Despite having made formal complaints to OSHA about the plant's purportedly lax practices, the workers said no substantial action had been taken by the agency to try to enforce safety standards at the facility.
One of the complaints filed against Maid-Rite — which produces prepackaged frozen meat products for schools, universities, nursing homes and military bases — included a so-called imminent danger complaint, which requires OSHA either to order an inspection or to notify the employees of OSHA's determination that there are no reasonable grounds to believe that a violation or danger exists.
But the workers said OSHA had done neither.
In its motion to dismiss the case Tuesday, however, OSHA and the U.S. Department of Labor said an inspector who visited the Maid-Rite plant at the beginning of the month did not find there was an imminent danger.

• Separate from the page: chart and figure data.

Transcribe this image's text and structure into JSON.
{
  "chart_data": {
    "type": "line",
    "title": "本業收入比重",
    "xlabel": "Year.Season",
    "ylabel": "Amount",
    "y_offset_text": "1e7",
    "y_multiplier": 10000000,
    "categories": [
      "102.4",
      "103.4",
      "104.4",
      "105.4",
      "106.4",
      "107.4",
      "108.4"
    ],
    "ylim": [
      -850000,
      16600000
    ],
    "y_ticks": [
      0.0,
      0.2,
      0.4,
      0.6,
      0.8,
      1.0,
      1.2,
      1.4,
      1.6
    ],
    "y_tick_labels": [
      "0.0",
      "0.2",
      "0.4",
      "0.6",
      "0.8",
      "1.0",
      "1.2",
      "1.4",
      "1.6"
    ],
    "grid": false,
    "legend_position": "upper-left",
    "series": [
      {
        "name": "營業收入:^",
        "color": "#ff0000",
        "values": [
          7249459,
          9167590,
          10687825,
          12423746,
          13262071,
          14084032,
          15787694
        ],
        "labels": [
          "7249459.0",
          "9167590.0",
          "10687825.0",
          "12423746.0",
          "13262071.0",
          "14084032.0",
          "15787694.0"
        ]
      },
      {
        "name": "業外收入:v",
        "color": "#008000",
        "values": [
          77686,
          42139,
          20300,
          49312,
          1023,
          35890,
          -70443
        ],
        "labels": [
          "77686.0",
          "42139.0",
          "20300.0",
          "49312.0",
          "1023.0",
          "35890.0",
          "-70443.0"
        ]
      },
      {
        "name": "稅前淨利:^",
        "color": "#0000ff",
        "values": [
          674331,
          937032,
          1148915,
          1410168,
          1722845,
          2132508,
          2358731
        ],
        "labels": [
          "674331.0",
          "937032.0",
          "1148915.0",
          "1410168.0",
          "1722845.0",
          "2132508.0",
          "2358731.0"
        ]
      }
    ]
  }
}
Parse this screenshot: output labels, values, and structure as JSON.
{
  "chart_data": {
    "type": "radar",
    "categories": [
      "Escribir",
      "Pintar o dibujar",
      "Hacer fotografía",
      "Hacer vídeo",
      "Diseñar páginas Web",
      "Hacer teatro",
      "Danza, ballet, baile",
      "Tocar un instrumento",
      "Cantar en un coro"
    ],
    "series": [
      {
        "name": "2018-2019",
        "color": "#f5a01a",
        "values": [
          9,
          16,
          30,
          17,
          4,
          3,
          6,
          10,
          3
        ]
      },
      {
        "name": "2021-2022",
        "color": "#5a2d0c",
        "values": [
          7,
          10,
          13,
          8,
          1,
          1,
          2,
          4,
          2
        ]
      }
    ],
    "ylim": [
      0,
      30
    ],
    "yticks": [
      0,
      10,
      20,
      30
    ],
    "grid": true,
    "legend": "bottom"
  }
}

And federal law, the government said, only allowed employees to try to force OSHA action in situations in which the DOL secretary had arbitrarily or capriciously refused to take action on the recommendation of an agency inspector.
"No such recommendation has been made in this case," the government said. "Thus far, after multiple investigations and ongoing inspections, OSHA has determined that no imminent danger exists at the plant. And because OSHA has concluded that there is no imminent danger — and thus has made no recommendation that the secretary correct such a danger — there is no secretarial rejection of a recommendation for this court to review."
A judge is scheduled to hear arguments in the case Friday in Scranton.
Representatives for the parties did not immediately respond to requests for comment Wednesday.
The workers are represented by Lerae Kroon, Nina Menniti and Samuel Datlof of Friends of Farmworkers Inc. and Public Justice PC, Towards Justice and Nichols Kaster PLLP.
The government is represented by David Freed and G. Michael Thiel of the U.S. Attorney's Office for the Middle District of Pennsylvania and Kate O'Scannlain, Edmund Baird and Oscar Hampton III of the U.S. Department of Labor.
The case is Jane Does I, II, III et al. v. Eugene Scalia et al., case number 3:20-cv-01260, before the U.S. District Court for the Middle District of Pennsylvania.